CA Paris, Pôle 5 ch. 4, 17 mai 2023, n° 22/13861

PARIS

Arrêt

Confirmation

PARTIES

Demandeur :

Claas France (Sasu)

COMPOSITION DE LA JURIDICTION

Président :

Mme Brun-Lallemand

Conseillers :

Mme Depelley, M. Richaud

Avocats :

Me Fromantin, Me Gauclère, Me Boccon Gibod, Me Joubert

T. com. Lyon, du 26 sept. 2017, n° 2016J…

26 septembre 2017

FAITS ET PROCEDURE

La société Claas France a pour activité l'importation et le commerce de tout matériel industriel et notamment de matériel agricole. En 2003, le groupe allemand Claas a pris le contrôle de la société Renault Agriculture, dont il a racheté la totalité des parts en 2008, puis renommée Claas Tractor. Dans ce cadre, la société Claas France a pris en location-gérance le fonds de commerce de commercialisation par la société Renault Agriculture

La société Etablissements [H][X] et fils (ci-après « la société [X] » ) a pour activité la vente et la réparation de véhicules agricoles, industriels et de voitures particulières.

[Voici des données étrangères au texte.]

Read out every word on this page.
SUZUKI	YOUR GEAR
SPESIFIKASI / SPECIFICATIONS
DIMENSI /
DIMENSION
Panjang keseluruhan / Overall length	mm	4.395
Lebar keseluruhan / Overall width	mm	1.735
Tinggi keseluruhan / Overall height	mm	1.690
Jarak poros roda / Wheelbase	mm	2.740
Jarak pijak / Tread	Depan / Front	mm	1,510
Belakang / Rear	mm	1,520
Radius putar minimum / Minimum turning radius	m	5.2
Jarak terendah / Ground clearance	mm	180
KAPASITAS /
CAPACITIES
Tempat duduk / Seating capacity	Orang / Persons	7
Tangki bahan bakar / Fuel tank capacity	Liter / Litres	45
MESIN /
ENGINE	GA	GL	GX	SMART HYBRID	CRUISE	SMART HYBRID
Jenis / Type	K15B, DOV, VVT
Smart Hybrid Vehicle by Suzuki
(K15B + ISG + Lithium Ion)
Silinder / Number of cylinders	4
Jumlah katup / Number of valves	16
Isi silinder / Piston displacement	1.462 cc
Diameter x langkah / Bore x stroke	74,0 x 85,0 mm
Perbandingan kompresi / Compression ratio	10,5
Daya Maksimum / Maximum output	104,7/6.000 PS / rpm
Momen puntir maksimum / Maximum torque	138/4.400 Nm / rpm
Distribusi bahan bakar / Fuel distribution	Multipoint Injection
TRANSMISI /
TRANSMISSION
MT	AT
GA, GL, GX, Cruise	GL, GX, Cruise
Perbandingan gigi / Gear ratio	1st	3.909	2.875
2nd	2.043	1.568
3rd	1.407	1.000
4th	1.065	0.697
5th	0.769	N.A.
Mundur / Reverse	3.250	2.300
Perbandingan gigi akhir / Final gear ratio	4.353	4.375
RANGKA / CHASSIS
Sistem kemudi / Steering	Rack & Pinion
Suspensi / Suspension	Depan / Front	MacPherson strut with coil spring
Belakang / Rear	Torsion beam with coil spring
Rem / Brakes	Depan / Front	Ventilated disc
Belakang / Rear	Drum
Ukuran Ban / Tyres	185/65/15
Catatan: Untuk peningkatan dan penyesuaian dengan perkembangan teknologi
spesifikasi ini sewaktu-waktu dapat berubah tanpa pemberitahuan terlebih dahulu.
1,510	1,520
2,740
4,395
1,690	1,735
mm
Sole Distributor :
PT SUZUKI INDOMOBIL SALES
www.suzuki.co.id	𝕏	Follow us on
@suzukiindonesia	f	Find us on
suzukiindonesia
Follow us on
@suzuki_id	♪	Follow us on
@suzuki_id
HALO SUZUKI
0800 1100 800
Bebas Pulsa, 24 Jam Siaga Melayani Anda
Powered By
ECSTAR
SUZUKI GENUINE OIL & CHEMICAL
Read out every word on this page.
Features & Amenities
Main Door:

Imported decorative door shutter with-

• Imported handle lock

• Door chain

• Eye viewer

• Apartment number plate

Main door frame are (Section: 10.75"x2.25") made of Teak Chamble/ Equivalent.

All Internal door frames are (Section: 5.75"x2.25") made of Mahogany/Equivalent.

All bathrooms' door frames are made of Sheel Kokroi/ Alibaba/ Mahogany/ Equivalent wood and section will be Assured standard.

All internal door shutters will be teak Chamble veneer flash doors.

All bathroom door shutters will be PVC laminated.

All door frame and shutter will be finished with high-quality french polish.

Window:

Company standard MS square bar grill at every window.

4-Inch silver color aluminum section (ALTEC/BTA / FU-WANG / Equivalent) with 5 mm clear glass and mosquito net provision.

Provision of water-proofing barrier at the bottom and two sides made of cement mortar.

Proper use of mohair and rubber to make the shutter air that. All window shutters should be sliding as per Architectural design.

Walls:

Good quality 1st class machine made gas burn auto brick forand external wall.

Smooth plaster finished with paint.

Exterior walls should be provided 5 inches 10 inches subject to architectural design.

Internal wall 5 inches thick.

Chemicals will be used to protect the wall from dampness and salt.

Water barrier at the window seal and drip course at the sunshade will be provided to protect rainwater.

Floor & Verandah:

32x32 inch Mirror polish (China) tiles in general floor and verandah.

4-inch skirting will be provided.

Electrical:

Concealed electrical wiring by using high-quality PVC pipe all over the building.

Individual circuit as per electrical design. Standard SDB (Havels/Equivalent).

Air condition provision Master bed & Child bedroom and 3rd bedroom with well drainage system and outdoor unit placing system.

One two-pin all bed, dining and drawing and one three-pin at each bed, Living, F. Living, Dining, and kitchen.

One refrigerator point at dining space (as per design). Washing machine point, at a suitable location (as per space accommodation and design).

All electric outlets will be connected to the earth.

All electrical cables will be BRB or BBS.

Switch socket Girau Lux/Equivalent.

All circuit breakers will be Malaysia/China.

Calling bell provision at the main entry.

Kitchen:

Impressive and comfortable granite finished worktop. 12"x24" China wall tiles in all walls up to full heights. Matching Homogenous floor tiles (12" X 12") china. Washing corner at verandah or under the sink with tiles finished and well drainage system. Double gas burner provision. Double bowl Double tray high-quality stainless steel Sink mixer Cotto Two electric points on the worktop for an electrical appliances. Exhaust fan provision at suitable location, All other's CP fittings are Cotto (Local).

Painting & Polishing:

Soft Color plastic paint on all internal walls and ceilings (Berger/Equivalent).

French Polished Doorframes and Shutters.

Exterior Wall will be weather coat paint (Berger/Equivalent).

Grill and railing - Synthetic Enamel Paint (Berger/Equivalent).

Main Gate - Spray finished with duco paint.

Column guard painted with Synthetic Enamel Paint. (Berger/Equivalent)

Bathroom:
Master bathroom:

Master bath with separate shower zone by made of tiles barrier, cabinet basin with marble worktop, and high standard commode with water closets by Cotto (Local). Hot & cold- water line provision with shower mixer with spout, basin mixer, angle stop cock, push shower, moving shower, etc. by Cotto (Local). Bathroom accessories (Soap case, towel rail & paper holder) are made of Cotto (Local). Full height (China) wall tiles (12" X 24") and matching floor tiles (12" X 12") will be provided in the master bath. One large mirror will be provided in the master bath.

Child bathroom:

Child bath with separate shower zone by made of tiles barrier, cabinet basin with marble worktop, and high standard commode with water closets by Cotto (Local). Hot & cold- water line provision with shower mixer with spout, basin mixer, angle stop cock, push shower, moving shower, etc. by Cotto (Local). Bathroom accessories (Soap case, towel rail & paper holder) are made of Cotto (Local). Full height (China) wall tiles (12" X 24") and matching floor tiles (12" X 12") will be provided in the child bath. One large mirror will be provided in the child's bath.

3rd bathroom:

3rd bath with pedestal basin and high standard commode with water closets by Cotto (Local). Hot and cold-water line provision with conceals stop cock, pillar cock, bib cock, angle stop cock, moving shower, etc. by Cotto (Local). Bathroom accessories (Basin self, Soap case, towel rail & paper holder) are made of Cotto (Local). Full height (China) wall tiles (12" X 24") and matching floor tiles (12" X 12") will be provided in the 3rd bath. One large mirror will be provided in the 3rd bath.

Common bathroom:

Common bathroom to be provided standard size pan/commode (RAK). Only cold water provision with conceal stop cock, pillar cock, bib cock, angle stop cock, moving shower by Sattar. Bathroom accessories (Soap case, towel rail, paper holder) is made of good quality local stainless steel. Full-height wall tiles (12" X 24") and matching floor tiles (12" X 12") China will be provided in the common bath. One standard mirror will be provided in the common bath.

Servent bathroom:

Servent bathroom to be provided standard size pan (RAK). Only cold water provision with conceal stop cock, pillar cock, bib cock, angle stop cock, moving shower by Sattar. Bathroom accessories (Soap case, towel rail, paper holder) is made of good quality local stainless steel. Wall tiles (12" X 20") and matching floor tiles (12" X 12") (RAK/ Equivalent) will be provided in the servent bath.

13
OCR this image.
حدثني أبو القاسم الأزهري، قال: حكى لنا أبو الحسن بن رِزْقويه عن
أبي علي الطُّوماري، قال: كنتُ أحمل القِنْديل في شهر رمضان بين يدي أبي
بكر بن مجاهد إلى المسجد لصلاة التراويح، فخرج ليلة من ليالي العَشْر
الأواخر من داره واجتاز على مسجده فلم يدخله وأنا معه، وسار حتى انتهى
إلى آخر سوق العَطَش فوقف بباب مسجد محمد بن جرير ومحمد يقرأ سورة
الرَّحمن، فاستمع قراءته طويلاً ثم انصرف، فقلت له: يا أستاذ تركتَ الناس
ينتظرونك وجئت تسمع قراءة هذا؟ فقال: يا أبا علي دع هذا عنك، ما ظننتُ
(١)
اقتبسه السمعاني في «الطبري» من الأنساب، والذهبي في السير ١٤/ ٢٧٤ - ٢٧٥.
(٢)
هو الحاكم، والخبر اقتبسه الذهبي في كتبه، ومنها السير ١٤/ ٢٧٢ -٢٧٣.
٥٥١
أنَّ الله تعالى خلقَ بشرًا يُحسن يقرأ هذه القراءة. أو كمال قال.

Cette société a été fondée en 1977 par M. [X] qui, avant d'apporter son fonds de commerce à la société [H] [X] et Fils, était concessionnaire de véhicules agricoles de marque 'Renault' puis 'Renault agriculture' depuis 1955.

La relation commerciale s'est poursuivie entre la société [X] et la société Claas Tractor, et a été formalisée, dans son dernier état, par un contrat de distribution sélective conclu le 9 septembre 2013 avec la société Claas France, en qualité de locataire-gérant du fonds de commerce de la société Claas Tractor, et ce pour une durée d'une année du 1er octobre 2013 au 30 septembre 2014.

Par lettre du 26 septembre 2014, la société Claas France a notifié à la société [X] sa décision de ne pas lui proposer un nouveau contrat de distribution à compter du 1er octobre 2014, et lui accordant un préavis de 18 mois soit jusqu'au 31 mars 2016.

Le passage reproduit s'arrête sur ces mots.